A la veille de l’ouverture de VivaTech, l’écosystème français de l’intelligence artificielle voit débarquer un nouvel acteur de taille. Il s’agit de la startup H, qui veut mettre au point des modèles d’IA d’un nouveau genre. Celle-ci débarque sur le marché en grande pompe puisqu’elle annonce une levée de fonds d’amorçage… de 220 millions de dollars !
Pour cette opération, la société a pu compter sur le soutien de Xavier Niel, fondateur d’Iliad, d’Eric Schmidt, l’ex-PDG de Google, de Bernard Arnault, le patron de LVMH via la société de capital-risque Aglaé Ventures, ou encore de Yuri Milner, entrepreneur israélien d'origine russe qui a misé sur Airbnb, Spotify, Meta et Stripe avec son fonds DST Global. On retrouve également les fonds Accel, Eurazeo, FirstMark, Elaia et Creandum, ainsi que Bpifrance, Motier Ventures, family office des propriétaires des Galeries Lafayette, et Visionaries Club. Les géants de la tech que sont Amazon et Samsung complètent ce panel pour ce tour de table XXL, aux côtés d’UiPath, entreprise roumaine spécialisée dans l’automatisation de processus par la robotique (RPA).
Deux Français parmi les fondateurs
Si autant d’investisseurs de renom ont décidé de miser sur cette jeune pousse d’IA, c’est parce qu’elle est le fruit de l’imagination d’anciens chercheurs de Google DeepMind, la branche de la firme de Mountain View spécialisée dans l’IA. Parmi eux, on retrouve les Français Laurent Sifre, qui a travaillé sur le programme AlphaGo et Gemini, et Julien Perolat, expert de la théorie des jeux et de l'apprentissage par renforcement multi-agents (jeux de champ moyen, apprentissage basé sur la population). Karl Tuyls et Daan Wierstra, deux membres phares de l’équipe de Google DeepMind, ainsi que Charles Kantor, issu de l’université américaine de Stanford, complètent le casting. C’est ce dernier qui est à la tête de la société créée fin 2023.
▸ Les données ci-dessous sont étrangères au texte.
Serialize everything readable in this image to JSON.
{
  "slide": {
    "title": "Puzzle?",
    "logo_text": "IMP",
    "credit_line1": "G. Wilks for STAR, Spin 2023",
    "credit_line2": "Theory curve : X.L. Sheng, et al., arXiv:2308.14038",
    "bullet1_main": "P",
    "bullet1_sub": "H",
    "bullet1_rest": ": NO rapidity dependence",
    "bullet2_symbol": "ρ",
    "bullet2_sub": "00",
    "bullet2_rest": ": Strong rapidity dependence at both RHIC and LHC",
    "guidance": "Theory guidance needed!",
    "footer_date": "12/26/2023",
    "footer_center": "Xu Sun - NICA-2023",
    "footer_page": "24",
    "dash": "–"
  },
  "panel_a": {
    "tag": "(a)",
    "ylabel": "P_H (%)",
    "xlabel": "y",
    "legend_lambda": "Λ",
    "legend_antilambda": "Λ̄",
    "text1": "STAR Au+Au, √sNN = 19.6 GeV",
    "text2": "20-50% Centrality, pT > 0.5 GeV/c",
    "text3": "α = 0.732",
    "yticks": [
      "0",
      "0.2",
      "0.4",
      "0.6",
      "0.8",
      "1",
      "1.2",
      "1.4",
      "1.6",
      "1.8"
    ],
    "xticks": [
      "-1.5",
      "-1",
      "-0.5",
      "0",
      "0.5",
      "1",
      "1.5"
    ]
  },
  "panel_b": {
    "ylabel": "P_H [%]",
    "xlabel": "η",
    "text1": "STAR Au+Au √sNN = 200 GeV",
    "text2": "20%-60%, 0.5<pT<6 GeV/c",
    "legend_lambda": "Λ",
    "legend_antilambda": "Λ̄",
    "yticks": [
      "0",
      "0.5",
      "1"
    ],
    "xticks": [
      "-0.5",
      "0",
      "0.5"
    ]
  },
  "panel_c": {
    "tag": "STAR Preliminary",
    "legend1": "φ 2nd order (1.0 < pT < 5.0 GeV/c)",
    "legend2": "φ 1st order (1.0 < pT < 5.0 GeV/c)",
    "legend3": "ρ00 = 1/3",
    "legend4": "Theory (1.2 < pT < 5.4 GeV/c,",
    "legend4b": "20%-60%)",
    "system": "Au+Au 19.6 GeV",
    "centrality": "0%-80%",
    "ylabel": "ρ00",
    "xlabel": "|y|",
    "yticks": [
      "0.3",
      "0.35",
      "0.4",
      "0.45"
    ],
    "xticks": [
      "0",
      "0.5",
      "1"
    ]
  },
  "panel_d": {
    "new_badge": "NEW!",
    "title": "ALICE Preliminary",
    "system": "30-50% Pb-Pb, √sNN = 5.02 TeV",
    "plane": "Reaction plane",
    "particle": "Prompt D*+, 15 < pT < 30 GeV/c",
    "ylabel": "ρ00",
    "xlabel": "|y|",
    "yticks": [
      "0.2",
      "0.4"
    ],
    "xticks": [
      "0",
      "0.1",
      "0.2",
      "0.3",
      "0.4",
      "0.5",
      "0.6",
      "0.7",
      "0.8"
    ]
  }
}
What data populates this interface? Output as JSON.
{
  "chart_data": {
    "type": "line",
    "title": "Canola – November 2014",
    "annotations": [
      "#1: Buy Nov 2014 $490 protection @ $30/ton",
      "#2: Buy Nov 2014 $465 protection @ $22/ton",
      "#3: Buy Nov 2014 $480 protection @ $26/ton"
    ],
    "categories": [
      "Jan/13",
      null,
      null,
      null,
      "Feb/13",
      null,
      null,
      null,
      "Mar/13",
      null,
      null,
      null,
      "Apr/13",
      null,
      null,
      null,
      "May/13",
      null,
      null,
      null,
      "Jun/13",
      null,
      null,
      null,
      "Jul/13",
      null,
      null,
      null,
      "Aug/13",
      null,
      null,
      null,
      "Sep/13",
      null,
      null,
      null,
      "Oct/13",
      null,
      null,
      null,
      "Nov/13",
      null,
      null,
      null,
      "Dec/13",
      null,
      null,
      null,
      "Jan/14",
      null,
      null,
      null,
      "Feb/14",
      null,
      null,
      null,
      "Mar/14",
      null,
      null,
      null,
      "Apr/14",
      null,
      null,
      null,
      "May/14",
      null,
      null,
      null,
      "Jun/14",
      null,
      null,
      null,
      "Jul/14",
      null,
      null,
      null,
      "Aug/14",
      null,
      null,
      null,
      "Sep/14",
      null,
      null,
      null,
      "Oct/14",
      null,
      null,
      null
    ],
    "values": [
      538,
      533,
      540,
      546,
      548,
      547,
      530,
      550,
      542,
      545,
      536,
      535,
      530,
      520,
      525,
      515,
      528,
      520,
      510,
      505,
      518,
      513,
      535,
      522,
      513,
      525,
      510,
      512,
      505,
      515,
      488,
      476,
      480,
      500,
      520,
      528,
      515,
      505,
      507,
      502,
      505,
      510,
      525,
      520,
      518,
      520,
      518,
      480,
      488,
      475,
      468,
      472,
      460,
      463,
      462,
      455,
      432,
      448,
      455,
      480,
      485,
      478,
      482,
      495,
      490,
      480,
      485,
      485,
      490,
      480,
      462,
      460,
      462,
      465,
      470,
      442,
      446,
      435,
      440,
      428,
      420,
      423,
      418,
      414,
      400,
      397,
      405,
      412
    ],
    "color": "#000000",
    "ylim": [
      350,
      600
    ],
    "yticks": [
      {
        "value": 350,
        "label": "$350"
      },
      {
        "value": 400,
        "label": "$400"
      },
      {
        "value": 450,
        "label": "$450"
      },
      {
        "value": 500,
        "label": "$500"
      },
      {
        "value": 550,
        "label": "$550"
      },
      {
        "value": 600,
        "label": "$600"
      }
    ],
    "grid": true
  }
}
En début d’année, des premières rumeurs, faisant part notamment du départ de Laurent Sifre des rangs de Google DeepMind pour créer une startup d’IA à Paris et lever plus de 200 millions de dollars, avaient commencé à émerger. C’est désormais une réalité. La société H, faisant référence à son nom de code initial Holistic, compte actuellement une équipe de 25 ingénieurs et chercheurs en IA. Celle-ci se fixe pour objectif de développer des modèles multimodaux, spécialisés sur l'action, de manière à introduire l’IA générative dans les entreprises du monde entier.
Faire un pas décisif vers l’IA générale
H ambitionne ainsi de créer des modèles «pour augmenter la productivité des salariés», annonce d’ailleurs l’entreprise sur la page d’accueil de son site web. «L'équipe est unie autour d'une mission tout aussi simple qu’ambitieuse : faire progresser la productivité de milliards de personnes. Nous sommes déterminés à transformer des secteurs entiers ainsi que nos expériences quotidiennes, en faisant du tandem homme-ordinateur une réalité, et ouvrant la voie à une intelligence plus générale et plus complète», précise Charles Kantor, co-fondateur et CEO de H.
A l’aide de ses modèles de fondation d’action, la startup entend en effet faire un pas décisif vers l’AGI (intelligence artificielle générale), qui serait capable de prendre des décisions de manière totalement autonome en prenant en compte son environnement. Pour l’heure, H préfère évoquer le terme d’IA agentique pour décrire ses travaux. Dans ce cadre, la société entend s’appuyer sur son tour de table initial pour se doter des puissances de calcul et des données nécessaires aux percées dans le domaine des modèles agentiques.
La création de H vient confirmer la statut de Paris en tant qu’épicentre mondial de l’IA, puisque la jeune pousse rejoint un bassin de startups composé notamment de Mistral AI, devenue une licorne en un temps record, avec une première levée de fonds de 105 millions d’euros en juin 2023, puis une deuxième de 385 millions en décembre dernier. On peut également citer le laboratoire Kyutai, créé sous l’impulsion de Xavier Niel et doté d'une enveloppe de 300 millions d'euros, ainsi que Dust, entreprise lancée par deux anciens d’OpenAI et d’Alan, ou encore Poolside, startup américaine qui s’est relocalisée à Paris l’an passé.